The transposon-mediated gene trap approach identified novel genes that expressed maternally and involved in embryogenesis
Tomoya Kotani, Saori Nagayoshi, and Koichi Kawakami
National Institute of Genetics, Mishima, Japan
Genes expressed maternally are thought to play important roles in early development. Some maternal mutants have been identified by ENU-based chemical mutagenesis. However, it is difficult to identify the genes responsible for the phenotypes of maternal mutants by positional cloning, compared with those of zygotic mutants. We have been developing a gene trap method in zebrafish using the Tol2 transposon system. The insertions of a transposon-based gene trap vector containing a splice acceptor and the promoter-less GFP gene caused the GFP-expression in temporally and spatially restricted patterns during development. We found that a third of the GFP-expressions was also caused in the fertilized eggs. In order to identify novel maternal genes and to reveal their functions during zebrafish development, we analyzed the fish lines expressing GFP in the fertilized eggs.
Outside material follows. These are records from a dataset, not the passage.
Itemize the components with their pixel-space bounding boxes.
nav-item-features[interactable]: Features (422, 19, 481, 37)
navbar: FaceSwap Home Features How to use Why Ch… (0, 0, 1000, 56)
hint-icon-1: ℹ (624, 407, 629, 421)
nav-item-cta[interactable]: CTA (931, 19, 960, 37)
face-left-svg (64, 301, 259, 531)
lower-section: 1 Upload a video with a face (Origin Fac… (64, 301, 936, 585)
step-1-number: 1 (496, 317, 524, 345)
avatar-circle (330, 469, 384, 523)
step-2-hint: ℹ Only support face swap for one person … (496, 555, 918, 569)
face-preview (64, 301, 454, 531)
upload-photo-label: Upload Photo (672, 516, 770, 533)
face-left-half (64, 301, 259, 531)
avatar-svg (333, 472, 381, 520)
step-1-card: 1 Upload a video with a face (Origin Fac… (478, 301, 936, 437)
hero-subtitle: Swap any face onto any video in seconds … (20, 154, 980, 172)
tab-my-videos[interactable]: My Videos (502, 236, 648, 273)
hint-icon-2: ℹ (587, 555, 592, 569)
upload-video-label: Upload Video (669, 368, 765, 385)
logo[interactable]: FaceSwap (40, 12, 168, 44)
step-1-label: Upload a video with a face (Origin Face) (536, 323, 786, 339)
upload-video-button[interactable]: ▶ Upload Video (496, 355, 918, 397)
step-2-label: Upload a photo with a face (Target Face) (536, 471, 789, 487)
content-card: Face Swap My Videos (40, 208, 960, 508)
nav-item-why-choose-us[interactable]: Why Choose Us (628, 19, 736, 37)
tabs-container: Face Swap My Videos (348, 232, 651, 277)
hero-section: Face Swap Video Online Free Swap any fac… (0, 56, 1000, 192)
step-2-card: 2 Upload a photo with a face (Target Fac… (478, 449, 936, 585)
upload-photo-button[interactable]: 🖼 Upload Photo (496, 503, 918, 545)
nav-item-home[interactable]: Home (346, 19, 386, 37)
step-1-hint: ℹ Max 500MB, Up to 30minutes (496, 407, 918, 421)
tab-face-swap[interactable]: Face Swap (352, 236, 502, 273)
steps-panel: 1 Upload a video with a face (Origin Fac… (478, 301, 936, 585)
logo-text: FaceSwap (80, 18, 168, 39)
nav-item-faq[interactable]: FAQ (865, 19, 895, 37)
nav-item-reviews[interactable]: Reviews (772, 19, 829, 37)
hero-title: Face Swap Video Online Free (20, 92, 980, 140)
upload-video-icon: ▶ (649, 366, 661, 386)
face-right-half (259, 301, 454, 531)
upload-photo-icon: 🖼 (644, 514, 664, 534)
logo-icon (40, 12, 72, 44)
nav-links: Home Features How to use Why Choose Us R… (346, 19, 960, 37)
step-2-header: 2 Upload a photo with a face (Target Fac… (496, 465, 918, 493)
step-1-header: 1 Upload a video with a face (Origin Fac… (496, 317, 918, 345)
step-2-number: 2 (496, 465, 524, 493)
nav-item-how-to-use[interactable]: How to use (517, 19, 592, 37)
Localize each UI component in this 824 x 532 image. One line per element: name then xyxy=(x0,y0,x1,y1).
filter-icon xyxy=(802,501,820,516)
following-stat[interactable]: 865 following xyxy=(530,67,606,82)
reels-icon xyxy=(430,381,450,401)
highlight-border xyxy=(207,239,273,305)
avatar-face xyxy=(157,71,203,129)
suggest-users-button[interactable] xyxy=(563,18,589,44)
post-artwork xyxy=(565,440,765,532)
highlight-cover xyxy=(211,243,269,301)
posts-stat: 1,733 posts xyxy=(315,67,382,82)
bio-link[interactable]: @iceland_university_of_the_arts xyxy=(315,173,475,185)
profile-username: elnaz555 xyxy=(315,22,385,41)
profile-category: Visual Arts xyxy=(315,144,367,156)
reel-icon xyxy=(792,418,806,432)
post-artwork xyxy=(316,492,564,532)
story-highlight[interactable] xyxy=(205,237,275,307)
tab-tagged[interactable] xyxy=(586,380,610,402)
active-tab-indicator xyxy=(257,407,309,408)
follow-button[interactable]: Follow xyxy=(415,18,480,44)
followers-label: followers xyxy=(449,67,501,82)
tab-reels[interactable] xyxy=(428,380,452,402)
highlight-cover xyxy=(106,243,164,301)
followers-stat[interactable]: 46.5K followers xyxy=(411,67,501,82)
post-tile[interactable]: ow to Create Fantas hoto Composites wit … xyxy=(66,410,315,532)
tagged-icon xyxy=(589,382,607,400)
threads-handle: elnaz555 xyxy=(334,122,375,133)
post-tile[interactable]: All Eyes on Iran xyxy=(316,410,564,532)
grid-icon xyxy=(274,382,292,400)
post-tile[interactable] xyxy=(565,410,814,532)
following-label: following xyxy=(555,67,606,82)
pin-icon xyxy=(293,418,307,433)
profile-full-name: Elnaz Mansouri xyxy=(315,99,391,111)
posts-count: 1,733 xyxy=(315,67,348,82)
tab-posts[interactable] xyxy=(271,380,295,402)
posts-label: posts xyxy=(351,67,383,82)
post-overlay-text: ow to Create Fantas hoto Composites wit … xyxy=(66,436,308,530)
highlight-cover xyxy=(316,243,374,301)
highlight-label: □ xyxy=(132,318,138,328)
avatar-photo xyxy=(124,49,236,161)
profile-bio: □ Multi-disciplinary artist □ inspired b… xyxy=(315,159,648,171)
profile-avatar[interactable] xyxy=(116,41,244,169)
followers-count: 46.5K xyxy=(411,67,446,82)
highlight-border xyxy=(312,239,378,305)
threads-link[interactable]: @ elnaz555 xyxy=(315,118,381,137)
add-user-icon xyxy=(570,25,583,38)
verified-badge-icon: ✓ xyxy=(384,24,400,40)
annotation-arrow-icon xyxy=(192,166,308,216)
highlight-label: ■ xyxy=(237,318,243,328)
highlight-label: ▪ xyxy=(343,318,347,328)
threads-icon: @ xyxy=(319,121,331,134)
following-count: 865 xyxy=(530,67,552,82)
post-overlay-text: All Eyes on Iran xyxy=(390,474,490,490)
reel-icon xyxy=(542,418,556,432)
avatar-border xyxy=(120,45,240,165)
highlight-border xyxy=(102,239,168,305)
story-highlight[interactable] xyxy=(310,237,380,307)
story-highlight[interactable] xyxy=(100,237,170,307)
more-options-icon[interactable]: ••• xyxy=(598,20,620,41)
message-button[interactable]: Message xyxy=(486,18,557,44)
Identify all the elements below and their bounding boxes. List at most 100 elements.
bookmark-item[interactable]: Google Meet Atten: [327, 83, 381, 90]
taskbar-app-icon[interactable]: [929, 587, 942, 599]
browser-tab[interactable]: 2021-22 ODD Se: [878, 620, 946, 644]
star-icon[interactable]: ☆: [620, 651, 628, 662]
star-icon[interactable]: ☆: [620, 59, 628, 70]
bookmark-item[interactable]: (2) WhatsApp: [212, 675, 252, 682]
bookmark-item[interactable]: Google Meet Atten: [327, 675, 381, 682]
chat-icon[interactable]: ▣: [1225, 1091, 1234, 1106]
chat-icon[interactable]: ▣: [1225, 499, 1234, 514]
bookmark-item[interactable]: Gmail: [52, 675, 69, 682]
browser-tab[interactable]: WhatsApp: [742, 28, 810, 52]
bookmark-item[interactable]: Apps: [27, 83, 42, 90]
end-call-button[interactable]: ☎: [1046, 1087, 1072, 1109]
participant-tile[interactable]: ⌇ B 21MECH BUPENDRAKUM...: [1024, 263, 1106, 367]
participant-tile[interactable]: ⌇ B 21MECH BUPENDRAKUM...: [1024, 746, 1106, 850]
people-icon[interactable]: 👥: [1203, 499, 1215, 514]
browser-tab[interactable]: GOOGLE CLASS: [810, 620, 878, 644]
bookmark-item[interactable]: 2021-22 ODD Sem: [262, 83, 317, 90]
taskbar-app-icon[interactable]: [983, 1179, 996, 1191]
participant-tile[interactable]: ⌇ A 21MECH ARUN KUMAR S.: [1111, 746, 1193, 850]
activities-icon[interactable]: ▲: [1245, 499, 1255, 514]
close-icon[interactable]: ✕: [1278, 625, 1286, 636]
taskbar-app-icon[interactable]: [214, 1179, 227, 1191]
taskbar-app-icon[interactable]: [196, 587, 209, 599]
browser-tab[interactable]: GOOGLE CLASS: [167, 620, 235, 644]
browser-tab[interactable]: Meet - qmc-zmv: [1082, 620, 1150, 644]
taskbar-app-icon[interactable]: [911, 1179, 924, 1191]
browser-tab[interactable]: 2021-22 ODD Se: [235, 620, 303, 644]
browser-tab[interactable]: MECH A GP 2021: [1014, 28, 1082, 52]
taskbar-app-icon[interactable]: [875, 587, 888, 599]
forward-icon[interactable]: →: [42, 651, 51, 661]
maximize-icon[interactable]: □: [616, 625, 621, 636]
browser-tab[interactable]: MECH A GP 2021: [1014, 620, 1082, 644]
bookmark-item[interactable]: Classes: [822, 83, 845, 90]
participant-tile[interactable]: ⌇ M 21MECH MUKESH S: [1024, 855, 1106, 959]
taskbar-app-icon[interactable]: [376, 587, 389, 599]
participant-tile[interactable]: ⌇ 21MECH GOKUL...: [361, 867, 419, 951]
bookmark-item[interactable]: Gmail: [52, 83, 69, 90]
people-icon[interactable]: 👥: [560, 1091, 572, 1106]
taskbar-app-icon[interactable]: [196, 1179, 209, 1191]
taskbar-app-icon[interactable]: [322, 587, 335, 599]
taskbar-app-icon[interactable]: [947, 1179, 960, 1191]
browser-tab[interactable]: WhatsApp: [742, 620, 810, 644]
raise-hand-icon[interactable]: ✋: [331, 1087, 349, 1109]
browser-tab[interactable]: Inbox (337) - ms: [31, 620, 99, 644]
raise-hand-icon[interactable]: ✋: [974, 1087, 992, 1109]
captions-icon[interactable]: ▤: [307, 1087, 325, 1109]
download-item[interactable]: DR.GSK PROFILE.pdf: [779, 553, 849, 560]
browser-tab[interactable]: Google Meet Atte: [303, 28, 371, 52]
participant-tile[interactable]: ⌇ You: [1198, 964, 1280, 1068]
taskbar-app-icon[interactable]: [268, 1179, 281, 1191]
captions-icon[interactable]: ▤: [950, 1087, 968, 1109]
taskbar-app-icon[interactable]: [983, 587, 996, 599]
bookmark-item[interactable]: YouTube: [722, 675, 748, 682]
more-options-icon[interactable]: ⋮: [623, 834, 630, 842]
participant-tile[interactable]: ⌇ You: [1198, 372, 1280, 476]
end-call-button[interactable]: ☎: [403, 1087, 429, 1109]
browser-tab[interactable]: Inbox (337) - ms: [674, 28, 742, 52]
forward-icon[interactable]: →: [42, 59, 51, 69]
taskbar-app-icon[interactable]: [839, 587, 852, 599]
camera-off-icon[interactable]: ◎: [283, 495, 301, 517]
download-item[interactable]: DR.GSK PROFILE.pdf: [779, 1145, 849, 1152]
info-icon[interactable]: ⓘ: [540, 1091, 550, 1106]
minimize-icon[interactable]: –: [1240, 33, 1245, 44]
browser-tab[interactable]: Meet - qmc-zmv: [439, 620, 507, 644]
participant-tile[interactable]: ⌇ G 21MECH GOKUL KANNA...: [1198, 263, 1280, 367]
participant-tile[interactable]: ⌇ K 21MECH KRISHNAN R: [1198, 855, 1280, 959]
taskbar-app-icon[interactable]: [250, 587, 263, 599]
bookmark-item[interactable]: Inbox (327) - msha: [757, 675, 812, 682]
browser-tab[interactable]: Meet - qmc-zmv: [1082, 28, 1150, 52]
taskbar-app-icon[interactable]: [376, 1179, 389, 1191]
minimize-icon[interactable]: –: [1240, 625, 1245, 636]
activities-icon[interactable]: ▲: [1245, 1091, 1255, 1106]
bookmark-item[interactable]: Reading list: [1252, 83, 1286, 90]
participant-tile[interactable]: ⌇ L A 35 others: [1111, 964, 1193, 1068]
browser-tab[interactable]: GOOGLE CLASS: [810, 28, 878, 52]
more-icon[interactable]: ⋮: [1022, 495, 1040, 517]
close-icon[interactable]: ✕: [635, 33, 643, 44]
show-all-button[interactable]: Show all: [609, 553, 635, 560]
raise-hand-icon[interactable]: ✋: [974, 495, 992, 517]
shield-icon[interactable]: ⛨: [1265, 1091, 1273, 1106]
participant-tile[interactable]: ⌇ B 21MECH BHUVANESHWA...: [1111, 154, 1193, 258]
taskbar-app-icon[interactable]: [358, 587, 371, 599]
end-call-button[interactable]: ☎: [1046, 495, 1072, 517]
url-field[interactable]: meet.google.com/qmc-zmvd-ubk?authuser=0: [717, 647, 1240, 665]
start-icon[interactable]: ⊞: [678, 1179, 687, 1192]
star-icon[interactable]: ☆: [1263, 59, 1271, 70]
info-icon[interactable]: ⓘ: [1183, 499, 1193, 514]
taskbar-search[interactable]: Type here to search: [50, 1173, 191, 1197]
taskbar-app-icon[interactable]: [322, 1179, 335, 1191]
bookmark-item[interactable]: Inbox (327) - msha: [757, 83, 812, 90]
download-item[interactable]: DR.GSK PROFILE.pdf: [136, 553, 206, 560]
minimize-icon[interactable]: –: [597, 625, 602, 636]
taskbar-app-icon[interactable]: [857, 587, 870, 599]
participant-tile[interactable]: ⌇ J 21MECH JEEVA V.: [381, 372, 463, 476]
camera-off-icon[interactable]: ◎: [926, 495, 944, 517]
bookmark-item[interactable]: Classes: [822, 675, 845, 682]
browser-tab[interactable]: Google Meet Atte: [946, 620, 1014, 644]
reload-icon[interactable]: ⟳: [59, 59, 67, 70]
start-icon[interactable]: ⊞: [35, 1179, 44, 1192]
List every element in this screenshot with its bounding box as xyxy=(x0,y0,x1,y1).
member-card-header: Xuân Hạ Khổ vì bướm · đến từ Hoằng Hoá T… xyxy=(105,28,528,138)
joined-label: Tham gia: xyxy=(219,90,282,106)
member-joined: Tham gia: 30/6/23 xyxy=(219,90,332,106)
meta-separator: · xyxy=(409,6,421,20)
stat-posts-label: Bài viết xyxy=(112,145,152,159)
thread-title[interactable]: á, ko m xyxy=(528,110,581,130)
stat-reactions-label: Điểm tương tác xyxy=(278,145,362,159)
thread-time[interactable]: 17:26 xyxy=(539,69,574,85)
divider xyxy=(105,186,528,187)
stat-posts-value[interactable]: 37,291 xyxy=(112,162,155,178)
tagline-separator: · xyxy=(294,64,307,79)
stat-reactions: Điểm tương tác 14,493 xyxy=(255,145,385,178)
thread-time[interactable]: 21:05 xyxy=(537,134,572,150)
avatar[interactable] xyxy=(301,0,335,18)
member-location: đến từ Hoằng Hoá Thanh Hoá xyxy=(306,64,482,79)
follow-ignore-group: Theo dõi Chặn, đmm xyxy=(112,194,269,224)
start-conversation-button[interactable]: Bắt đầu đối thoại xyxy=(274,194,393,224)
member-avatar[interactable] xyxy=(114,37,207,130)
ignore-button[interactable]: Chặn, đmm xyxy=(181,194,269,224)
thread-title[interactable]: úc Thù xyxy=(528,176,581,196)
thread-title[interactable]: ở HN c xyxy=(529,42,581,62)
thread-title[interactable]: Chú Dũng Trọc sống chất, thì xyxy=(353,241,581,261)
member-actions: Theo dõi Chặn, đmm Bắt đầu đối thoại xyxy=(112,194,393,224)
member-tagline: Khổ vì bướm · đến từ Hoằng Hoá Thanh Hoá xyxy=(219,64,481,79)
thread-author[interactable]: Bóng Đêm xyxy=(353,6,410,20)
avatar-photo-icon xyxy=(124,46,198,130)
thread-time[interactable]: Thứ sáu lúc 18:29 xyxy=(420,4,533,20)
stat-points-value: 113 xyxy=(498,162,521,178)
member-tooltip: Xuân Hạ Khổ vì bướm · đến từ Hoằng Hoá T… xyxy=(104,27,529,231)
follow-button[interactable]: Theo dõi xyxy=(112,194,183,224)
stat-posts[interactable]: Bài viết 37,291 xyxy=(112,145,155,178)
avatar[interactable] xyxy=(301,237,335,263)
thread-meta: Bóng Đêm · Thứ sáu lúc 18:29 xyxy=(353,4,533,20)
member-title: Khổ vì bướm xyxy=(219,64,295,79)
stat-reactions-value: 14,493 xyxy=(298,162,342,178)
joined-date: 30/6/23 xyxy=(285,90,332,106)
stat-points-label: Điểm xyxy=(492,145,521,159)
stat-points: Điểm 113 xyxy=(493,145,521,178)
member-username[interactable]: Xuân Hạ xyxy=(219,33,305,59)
The gene trap fish line, SAG20, expressed GFP in the fertilized eggs. Zygotic expression of GFP was first observed in notochord at 12 hpf. The trapped transcript was identified by 5’RACE, and the full-length cDNA was cloned by 3’RACE. The gene was tentatively named sag20. In situ hybridization revealed that the sag20 gene was indeed expressed maternally and in notochord. The sag20 gene product is highly conserved among vertebrates and has a coiled coil domain in the C-terminal region. Transcription of the sag20 gene was undetectable by RT-PCR in homozygous fish. The maternal homozygous embryos showed defective phenotypes in mesenchymal-to-epithelial transformation and in myoD expression during gastrulation and somitogenesis. Also, we have identified six genes, five of which are novel, trapped in the fish lines expressing GFP maternally. These results show that our gene trap method is useful for identifying novel maternal genes and analyzing their functions during zebrafish development.